The Ingalls Townsite
Ash Street in Ingalls, site of the
1893 Doolin Gang gun battle with federal marshalls, photographed
in the 1970's.
A few deserted buildings
and stone foundations in eastern Payne County today mark the spot
where Ingalls, Oklahoma, used to stand. Settled after the land rush
of 1889 into the "Unassigned Lands" between the Chickasaw
Nation to the south and the Cherokee Outlet to the north, Ingalls
was a thriving community of 150 in the 1890's; however, by 1907
the Post Office was closed.
Like many small towns
of the time, Ingalls might have faded into obscurity if not for
an event on September 1, 1893 which marked the town with notoriety.
Several small-time gangs of outlaws plagued the Oklahoma territory
during the late 1800's. U.S. Marshall E.D. Nix was charged with
bringing the criminals to justice. Nix received word that a gang,
known as the Wild Bunch, were making frequent visits to the small
town of Ingalls. Their leader, Bill Doolin, was a cowboy turned
outlaw who rode with the Dalton gang before most of the Daltons
were killed at a Coffeyville, Kansas bank robbery. The gang stayed
at a local hotel when in town and, according to several reports
by townspeople, were quiet and well-mannered. The gang also apparently
camped in a bend of the Cimarron River for most of the summer of
Two deputy marshalls
were sent, in disguise, to Ingalls to investigate the rumors about
the Doolin gang. According to the story of a local physician, Dr.

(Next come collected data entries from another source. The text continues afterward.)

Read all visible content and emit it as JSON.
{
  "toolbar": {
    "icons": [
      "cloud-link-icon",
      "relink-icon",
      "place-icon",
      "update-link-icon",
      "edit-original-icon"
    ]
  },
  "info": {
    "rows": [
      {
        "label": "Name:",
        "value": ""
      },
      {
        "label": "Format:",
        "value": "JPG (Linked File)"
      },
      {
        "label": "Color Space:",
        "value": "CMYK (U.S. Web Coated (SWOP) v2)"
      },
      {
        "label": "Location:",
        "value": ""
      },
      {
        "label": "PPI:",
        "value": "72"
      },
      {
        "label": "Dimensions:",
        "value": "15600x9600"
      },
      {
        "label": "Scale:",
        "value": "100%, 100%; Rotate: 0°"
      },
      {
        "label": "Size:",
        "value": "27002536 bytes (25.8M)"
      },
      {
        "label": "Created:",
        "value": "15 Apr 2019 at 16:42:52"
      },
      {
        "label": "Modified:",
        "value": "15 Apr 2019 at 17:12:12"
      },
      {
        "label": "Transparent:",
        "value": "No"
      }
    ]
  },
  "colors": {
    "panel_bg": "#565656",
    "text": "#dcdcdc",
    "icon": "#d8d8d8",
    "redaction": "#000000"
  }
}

Pickering, the two deputies played cards and drank with the Doolin
gang at a local saloon. Apparently, they reported back to Nix that
the Doolin gang could, indeed, be found at Ingalls.
Nix then sent a dozen
deputies headed by John Hixson to Ingalls to surprise the Wild Bunch.
The deputies were loaded into two covered wagons. They approached
Ingalls from the north at 10 a.m. on September 1. Doolin and gang
members "Dynamite Dick" Clifton, "Tulsa Jack"
Blake, "Bitter Creek" Newcomb and Bill Dalton were drinking
in the local saloon. Another gang member "Arkansas Tom"
Jones was in a second-floor hotel room.
In the gunbattle that
followed, while most of the citizens of Ingalls hid in storm cellars,
three deputies and two citizens of Ingalls were killed; all but
one of the Wild Bunch escaped. "Arkansas Tom" was captured
and sentenced to 50 years in prison. He was paroled for good behavior
but later died in a shootout in Missouri in the 1920's.
The Doolin gang were all eventually captured or killed. Bill Doolin,
leader of the gang, was killed by a posse in 1896 while visiting
his wife and son in Pawnee County, Oklahoma.